Before the Morning Comes

silfiyas
Chapter #2

Chapter 1: Suara Penenang

Masa lalu ada untuk menerangi masa depan.

***

“Kantong mata lo makin parah gitu?” Ari meletakkan segelas kopi Starbuck di meja Shan. Lelaki dengan wajah pucat yang sibuk menelungkupkan kepalanya di meja café hanya bergumam menyahut suara temannya. “Jangan tidur, kita ada kelas abis ini,” imbuh Ari saat melihat Shan yang hampir kehilangan kesadaran di depannya.

Dengan kepala yang sangat berat, Shan mengangkat kepalanya. Keningnya berkerut dalam dan mata pandanya parah bukan main. Namun anehnya Ari malah ingin sekali memukul kepala Shan ketika menyadari bahwa lelaki itu masih tetap tampan meski berada di keadaan yang sangat memprihatinkan seperti ini. Ari langsung meneguk minuman dinginnya, merasa harus menyadarkan dirinya sendiri ketika adar bahwa ia baru saja memuji lelaki kadal di depannya.

“Gimana kalau gue skip kelas?” tanya Shan sebelum menyesap hati-hati kopinya.

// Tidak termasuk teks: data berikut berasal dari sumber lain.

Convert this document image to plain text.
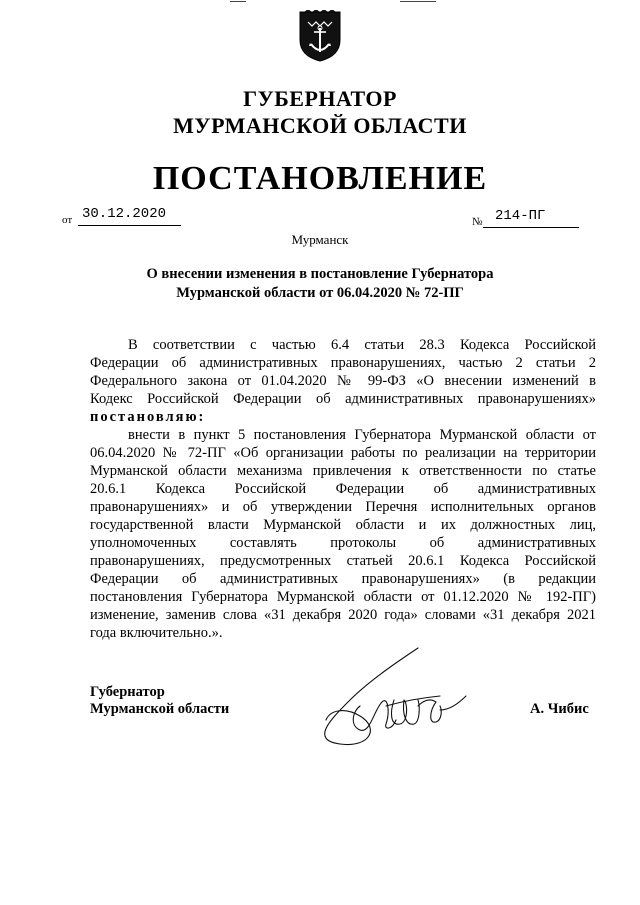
ГУБЕРНАТОР
МУРМАНСКОЙ ОБЛАСТИ
ПОСТАНОВЛЕНИЕ
от 30.12.2020	№ 214-ПГ
Мурманск
О внесении изменения в постановление Губернатора
Мурманской области от 06.04.2020 № 72-ПГ
В соответствии с частью 6.4 статьи 28.3 Кодекса Российской
Федерации об административных правонарушениях, частью 2 статьи 2
Федерального закона от 01.04.2020 № 99-ФЗ «О внесении изменений в
Кодекс Российской Федерации об административных правонарушениях»
постановляю:
внести в пункт 5 постановления Губернатора Мурманской области от
06.04.2020 № 72-ПГ «Об организации работы по реализации на территории
Мурманской области механизма привлечения к ответственности по статье
20.6.1 Кодекса Российской Федерации об административных
правонарушениях» и об утверждении Перечня исполнительных органов
государственной власти Мурманской области и их должностных лиц,
уполномоченных составлять протоколы об административных
правонарушениях, предусмотренных статьей 20.6.1 Кодекса Российской
Федерации об административных правонарушениях» (в редакции
постановления Губернатора Мурманской области от 01.12.2020 № 192-ПГ)
изменение, заменив слова «31 декабря 2020 года» словами «31 декабря 2021
года включительно.».
Губернатор
Мурманской области	А. Чибис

“Ya terserah, tapi jangan ribetin gue kalau lo ngulang kelas.” Ari menatap teman sekamarnya itu dengan kasihan. “Lo masih nggak bisa tidur sendirian? Parah banget sih lo!”

“Lo yang parah. Udah tau gue nggak bisa tidur sendirian malah pulang kampung. Cupu lo, anak Mama!” Shan kesal bukan main. Ditambah dengan denyutan kepalanya yang seakan-akan seperti bom waktu yang siap meledak kapan saja.

“Kan masih ada Junet sama Abraham di rumah.” Elak Ari.

“Mereka sibuk malmingan, nggak pulang itu kunyuk berdua. Sial emang kalian, gue gratisin tinggal di rumah biar ada temen malah ditinggal-tinggal.” Gerutu Shan yang terlihat kesal bukan main.

Ari menahan tawa mendengar gerutuan temannya. Rumah yang mereka tinggali memang milik Arshan. Rasanya lucu saat mengingat bagaimana Shan tiba-tiba menghubungi beberapa alumni sekolah yang satu kampus dengannya. Dengan nada bossy memerintah mereka untuk tinggal bersama. Karena benefitnya lebih banyak, Ari menerimanya dengan senang hati. Lagian Shan juga bukan teman yang buruk.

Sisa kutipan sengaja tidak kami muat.